Exclusif ! Quelques éléments de correction du bac blanc, après avoir corrigé 70 copies !

  




Question de corpus


Il faut d’abord répondre à la question et chercher les différents moyens employés par les auteurs. S’ il est facile d’identifier, à travers le terme « tableau » de la consigne, la dimension descriptive de toutes les oeuvres, il ne s’agit pas de s’arrêter là. Bien sûr les caractéristiques du portrait (physique et moral) apparaissent : divers compléments du nom, énumérations, comparaisons, imparfait, etc. Mais c’est surtout le jeu des points de vue qui paraît significatif.
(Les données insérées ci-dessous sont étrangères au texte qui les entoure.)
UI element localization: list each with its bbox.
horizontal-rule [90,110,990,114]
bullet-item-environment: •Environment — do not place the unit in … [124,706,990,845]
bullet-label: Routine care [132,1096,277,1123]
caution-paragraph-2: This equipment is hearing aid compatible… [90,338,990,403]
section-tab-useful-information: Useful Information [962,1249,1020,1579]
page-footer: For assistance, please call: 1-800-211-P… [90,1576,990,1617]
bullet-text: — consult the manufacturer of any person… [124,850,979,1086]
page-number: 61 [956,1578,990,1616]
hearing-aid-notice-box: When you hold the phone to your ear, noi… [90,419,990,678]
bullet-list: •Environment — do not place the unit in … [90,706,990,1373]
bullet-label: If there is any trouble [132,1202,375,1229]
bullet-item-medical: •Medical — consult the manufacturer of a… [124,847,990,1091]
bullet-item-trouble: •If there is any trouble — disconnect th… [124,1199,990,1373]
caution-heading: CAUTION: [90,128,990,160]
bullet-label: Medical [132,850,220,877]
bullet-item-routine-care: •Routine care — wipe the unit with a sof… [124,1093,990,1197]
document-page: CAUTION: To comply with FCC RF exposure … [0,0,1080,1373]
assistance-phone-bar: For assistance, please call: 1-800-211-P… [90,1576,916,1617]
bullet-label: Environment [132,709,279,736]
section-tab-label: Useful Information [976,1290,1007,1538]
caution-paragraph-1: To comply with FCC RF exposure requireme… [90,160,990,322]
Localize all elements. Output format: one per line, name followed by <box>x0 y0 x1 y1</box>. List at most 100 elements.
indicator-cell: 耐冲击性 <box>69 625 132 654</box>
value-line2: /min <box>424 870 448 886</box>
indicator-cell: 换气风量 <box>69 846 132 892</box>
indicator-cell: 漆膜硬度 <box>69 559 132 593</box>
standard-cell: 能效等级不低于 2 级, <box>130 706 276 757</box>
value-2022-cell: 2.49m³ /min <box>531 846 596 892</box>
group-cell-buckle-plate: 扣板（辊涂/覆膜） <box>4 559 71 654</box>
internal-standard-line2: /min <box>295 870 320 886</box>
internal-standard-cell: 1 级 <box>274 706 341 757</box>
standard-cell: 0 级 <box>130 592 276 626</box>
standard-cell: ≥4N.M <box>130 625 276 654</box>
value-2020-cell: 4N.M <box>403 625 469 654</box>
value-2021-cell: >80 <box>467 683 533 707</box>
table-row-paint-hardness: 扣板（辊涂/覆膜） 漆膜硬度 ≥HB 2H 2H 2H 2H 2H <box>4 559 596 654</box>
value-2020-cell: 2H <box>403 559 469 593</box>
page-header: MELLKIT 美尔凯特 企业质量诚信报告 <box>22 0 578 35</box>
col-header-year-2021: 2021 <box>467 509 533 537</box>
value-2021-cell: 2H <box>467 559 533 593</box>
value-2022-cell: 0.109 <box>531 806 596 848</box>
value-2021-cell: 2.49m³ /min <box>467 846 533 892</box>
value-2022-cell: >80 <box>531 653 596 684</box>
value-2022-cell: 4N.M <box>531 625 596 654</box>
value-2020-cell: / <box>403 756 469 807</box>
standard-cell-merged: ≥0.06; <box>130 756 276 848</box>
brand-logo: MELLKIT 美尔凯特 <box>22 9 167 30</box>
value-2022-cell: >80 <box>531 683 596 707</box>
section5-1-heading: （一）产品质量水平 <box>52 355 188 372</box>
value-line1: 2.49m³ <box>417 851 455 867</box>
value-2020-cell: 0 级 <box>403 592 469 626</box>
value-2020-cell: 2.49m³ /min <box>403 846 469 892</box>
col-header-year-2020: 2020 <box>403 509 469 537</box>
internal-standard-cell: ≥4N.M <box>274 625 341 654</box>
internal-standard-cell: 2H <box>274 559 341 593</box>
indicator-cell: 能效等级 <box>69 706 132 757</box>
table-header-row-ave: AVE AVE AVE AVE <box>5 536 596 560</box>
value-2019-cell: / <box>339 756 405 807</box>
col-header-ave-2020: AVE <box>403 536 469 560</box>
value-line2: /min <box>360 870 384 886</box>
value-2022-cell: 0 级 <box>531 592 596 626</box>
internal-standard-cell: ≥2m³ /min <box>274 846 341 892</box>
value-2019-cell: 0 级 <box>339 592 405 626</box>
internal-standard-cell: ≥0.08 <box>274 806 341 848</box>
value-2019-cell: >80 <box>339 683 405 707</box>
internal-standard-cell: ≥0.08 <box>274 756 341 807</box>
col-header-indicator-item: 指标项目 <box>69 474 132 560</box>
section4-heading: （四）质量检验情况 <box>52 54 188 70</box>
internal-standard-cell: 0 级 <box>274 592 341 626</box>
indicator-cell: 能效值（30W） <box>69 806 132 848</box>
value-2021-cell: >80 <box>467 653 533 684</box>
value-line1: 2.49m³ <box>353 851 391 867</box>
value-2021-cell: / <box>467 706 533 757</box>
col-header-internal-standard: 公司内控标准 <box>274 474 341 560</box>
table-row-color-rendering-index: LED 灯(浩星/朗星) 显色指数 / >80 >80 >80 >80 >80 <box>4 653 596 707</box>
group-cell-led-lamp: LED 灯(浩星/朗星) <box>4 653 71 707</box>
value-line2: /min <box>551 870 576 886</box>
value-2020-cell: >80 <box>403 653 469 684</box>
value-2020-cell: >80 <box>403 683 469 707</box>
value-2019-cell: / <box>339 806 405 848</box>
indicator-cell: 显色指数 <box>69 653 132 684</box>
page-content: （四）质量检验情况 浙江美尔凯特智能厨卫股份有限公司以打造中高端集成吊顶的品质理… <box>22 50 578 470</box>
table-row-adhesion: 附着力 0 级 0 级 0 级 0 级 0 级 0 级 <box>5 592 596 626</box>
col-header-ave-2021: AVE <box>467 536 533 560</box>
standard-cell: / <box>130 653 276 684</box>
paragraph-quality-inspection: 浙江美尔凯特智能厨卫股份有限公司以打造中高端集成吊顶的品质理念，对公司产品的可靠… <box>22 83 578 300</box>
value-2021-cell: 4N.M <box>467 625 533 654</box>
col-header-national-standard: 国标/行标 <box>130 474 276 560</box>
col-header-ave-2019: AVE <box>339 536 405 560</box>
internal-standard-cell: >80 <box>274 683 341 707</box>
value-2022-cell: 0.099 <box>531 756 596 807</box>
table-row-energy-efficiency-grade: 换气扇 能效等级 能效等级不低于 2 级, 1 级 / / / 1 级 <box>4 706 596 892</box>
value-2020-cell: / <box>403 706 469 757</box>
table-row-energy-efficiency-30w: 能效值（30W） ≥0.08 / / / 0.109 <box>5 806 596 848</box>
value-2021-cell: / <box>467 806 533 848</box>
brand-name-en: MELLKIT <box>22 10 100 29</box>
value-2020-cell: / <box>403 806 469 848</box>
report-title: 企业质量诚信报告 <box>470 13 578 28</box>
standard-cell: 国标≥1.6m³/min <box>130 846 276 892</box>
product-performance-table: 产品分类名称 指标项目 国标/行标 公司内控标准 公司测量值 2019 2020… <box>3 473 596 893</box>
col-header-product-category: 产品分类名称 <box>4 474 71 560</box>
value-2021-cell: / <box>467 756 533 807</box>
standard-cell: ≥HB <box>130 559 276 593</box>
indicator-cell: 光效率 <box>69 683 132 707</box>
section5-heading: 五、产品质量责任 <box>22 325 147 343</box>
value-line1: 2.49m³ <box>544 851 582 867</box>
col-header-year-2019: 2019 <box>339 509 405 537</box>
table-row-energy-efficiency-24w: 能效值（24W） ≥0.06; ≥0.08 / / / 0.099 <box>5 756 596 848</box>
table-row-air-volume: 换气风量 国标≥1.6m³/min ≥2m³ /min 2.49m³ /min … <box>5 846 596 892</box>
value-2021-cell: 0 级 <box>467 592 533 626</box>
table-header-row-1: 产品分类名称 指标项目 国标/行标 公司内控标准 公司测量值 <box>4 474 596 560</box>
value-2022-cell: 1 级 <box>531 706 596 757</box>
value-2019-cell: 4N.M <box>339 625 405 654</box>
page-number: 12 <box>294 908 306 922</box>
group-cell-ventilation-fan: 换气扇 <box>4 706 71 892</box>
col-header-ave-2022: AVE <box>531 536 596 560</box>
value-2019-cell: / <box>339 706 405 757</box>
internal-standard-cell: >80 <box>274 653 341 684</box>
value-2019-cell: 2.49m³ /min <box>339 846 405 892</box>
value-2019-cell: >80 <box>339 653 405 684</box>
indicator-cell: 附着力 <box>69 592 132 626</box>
En effet dans l’oeuvre de Flaubert le point de vue d’abord externe « on vit » devient omniscient « c’était la première fois ». Ce point de vue lui permet d’établir le portrait acerbe des bourgeois « épanouis » et de se placer petit à petit aux côtés de son personnage. Le seul point de vue interne est privilégié par Zola, il en est de même chez Mirbeau à travers la forme d’un journal intime. Entrer dans le point de vue du personnage permet de susciter la compassion face aux douleurs endurées par chacune de ces femmes. Ce registre pathétique conduit à comprendre combien elles sont victimes de leurs maîtres. Le « tableau » de la condition des domestiques devient vite polémique. Flaubert opte pour l’ironie en montrant l’hypocrisie de la bourgeoisie face à la maigre récompense accordée à une vieille femme réduite à la périphrase « ce demi-siècle de servitude ». Zola choque plus directement à travers les paroles rapportées de son personnage. Le style peut être indirect libre « encore être bousculée par Julie !» ou plus crument, direct, à travers l’exclamation finale « salauds !». Mirbeau parvient à la même force critique en dénonçant explicitement les « sales âmes » des maîtres en général et le caractère « tatillon et méticuleux » de Madame en particulier rehaussé d’une probable avarice. Inscrits dans une esthétique réaliste, ces trois passages savent non seulement témoigner de la vie du peuple sans idéalisation mais aussi émouvoir le lecteur face aux douleurs éprouvées (proche d’un martyr) pour mieux les dénoncer à l’ère de la bourgeoisie triomphante.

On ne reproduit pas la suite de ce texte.